XEHL-AM
- San Juan de Ocotán-Guadalajara, Jalisco; Mexico;
- Frequency: 1010 kHz
- Branding: W Deportes

Programming
- Format: Sports/Talk
- Affiliations: Radiopolis

Ownership
- Owner: NTR Medios de Comunicación; (TV Zac, S.A. de C.V.);
- Sister stations: XEAV-AM, XEBA-AM, XHABCJ-FM

History
- First air date: June 17, 1941 (concession)

Technical information
- Licensing authority: CRT
- Class: B
- Power: 50,000 watts day
- Transmitter coordinates: 20°44′12.7″N 103°20′56.6″W﻿ / ﻿20.736861°N 103.349056°W

Links
- Webcast: Listen live
- Website: grupo-rc.mx

= XEHL-AM =

Radio station in Guadalajara, Jalisco, Mexico

XEHL-AM is a radio station on 1010 AM in Guadalajara, Jalisco, Mexico, known as W Deportes.

==History==
XEHL received its concession on June 17, 1941, and signed on the next year. It was owned by Radio Anunciadora Kist, S. de R.L. and operated on 1370 kHz, later moving to 1010. XEHL was affiliated to Radio Programas de México until 1949, when owner Alejandro Díaz Guerra broke ties with RPM. XEHL operated with 10,000 watts day/5,000 watts night from the time it moved to 1010 until the 1980s, when it increased daytime power to 50,000 watts.
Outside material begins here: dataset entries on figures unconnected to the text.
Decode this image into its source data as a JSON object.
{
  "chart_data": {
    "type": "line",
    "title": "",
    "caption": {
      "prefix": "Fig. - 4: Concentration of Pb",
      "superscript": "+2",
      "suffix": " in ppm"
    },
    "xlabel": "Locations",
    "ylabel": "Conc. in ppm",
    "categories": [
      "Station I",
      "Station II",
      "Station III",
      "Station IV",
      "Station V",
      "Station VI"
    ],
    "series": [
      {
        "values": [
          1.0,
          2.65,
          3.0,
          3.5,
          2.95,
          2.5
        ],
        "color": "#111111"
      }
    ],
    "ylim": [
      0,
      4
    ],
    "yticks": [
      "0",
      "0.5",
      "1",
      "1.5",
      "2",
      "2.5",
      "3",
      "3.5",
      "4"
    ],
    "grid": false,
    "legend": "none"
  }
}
In 1984 it was known as "La Poderosa HL" means a Mexican regional and grupera music format.

It remained part of the Díaz family through various owners until Francisco Javier Díaz Romo sold many of his Guadalajara stations from Radio Comerciales to Jalisco to Televisa Radio in 1992. In the 1990s, then XEHL became Furia Musical, and the other format is Radio Oasis. In 2003 it was decided to convert W Radio to repeat on XEWK-AM 1190, and then in 2004 it became a rock format "Sol Radiante" and in 2007 repeating XEX-AM known as Estadio W then in 2012 as "TDW" and in 2017 to "W Deportes".
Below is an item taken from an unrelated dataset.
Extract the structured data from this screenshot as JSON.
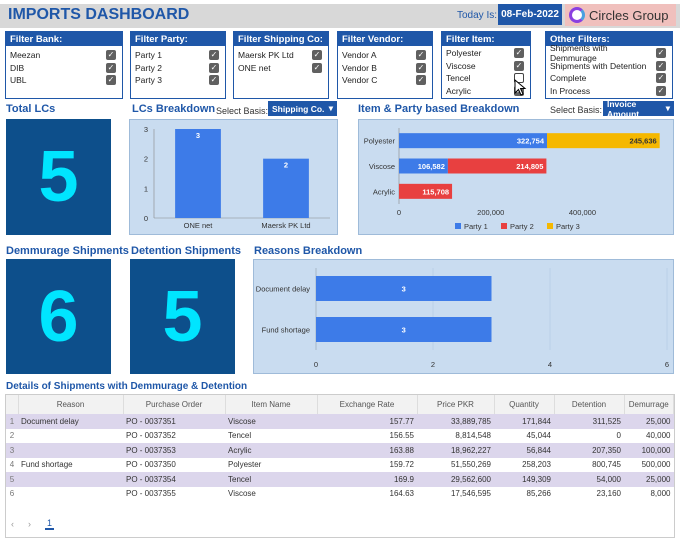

In 2018, Televisa sold XEHL-AM to TV Zac, S.A. de C.V. However, NTR Medios de Comunicación did not begin programming XEHL on its own until September 16, 2019, when W Deportes left the air in Guadalajara to make way for Radio Cañón, a simulcast of XEHL and fellow NTR acquisition XEBA-AM with music in English and six hours of daily news programs on weekdays.